Write $G\colon\Bbb R^3\to\Bbb R^2$, with $G(x,y_1,y_2) = \big(G_1(x,y_1,y_2),G_2(x,y_1,y_2)\big)$. Then, provided the matrix $\begin{bmatrix} \frac{\partial G_1}{\partial y_1} & \frac{\partial G_1}{\partial y_2} \\ \frac{\partial G_2}{\partial y_1} & \frac{\partial G_2}{\partial y_2}\end{bmatrix}(x_0,(y_1)_0,(y_2)_0)$ is nonsingular, the Implicit Function Theorem guarantees that the equation $G(x,y_1,y_2)=0$ — with $G(x_0,(y_1)_0,(y_2)_0))=0$ — will locally define $(y_1,y_2)$ as a smooth function of $x$ near the point $(x_0,(y_1)_0,(y_2)_0)$.

If you write $y=(y_1,y_2)$ as a function of $x$, locally, say, $y=\phi(x)$ for $x\in I$, then from $G(x,\phi(x))=0$ for all $x\in I$ we get $$DG(x,\phi(x))\begin{bmatrix} 1 \\ \phi'(x)\end{bmatrix} = 0,$$ which tells you that $$\frac{\partial G}{\partial x}(x,\phi(x)) + \begin{bmatrix} \frac{\partial G_1}{\partial y_1} & \frac{\partial G_1}{\partial y_2} \\ \frac{\partial G_2}{\partial y_1} & \frac{\partial G_2}{\partial y_2}\end{bmatrix}(x,\phi(x))\begin{bmatrix} \frac{dy_1}{dx}\\ \frac{dy_2}{dx}\end{bmatrix} = 0.$$ Since we assumed the matrix $\begin{bmatrix} \frac{\partial G_1}{\partial y_1} & \frac{\partial G_1}{\partial y_2} \\ \frac{\partial G_2}{\partial y_1} & \frac{\partial G_2}{\partial y_2}\end{bmatrix}$ to be nonsingular (invertible), the result now follows.

Answer 2

You summed up the 2 equations, which lose information.

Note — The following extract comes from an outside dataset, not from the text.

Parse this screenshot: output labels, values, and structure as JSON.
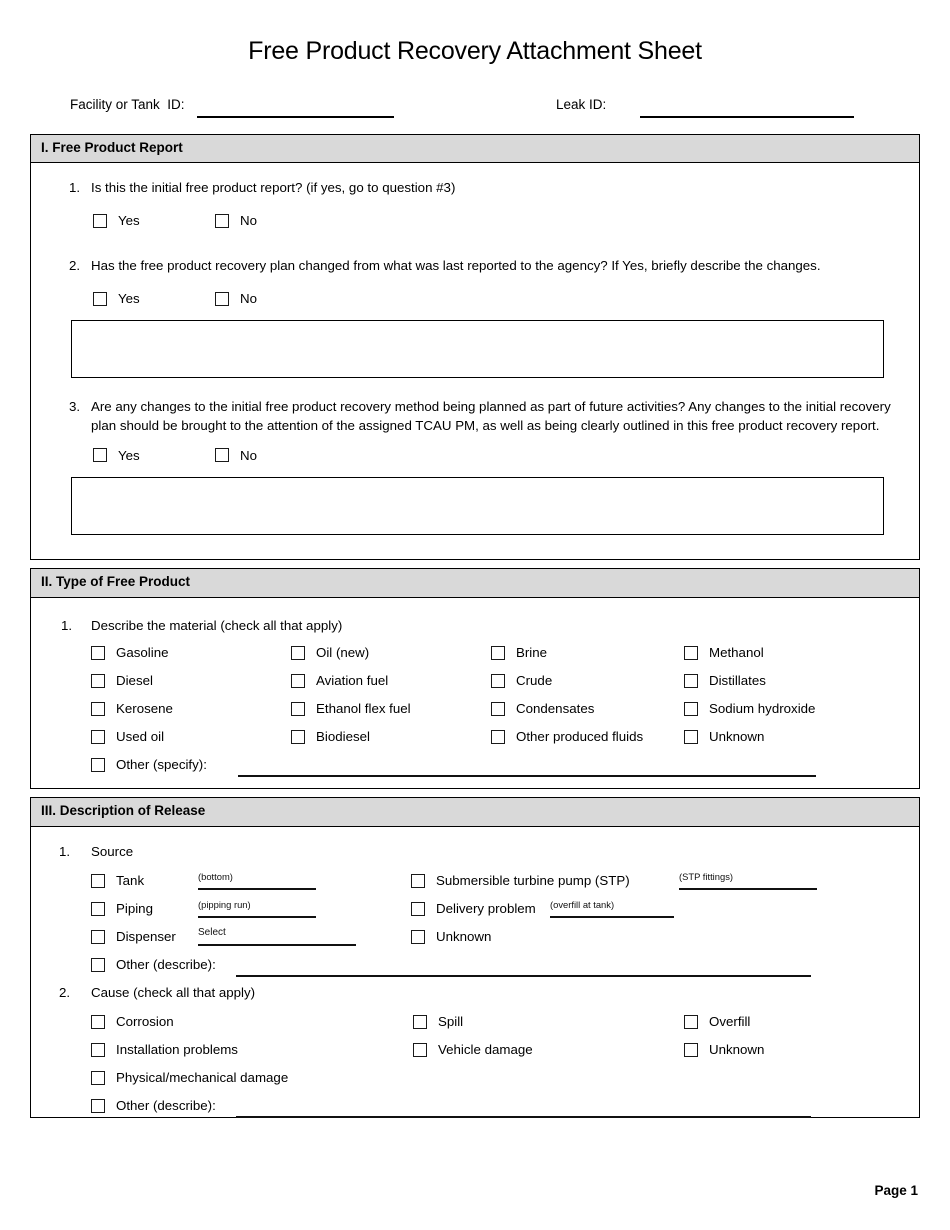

What you should have done is doing the derivative separately on each equation, then you will have 2 equations instead and can write it as a matrix.

Or to do it using multivariable chain rule, you can combine $G_{1},G_{2}$ into a single function $G$ that output a 2-dimensional vector. Then the total derivative of $G$ would be a $2\times 3$ matrix, which after chain rule will get applied to a 3-dimensional vector (where one of the coordinate is just $1$ because you're taking derivative with respect to $x$)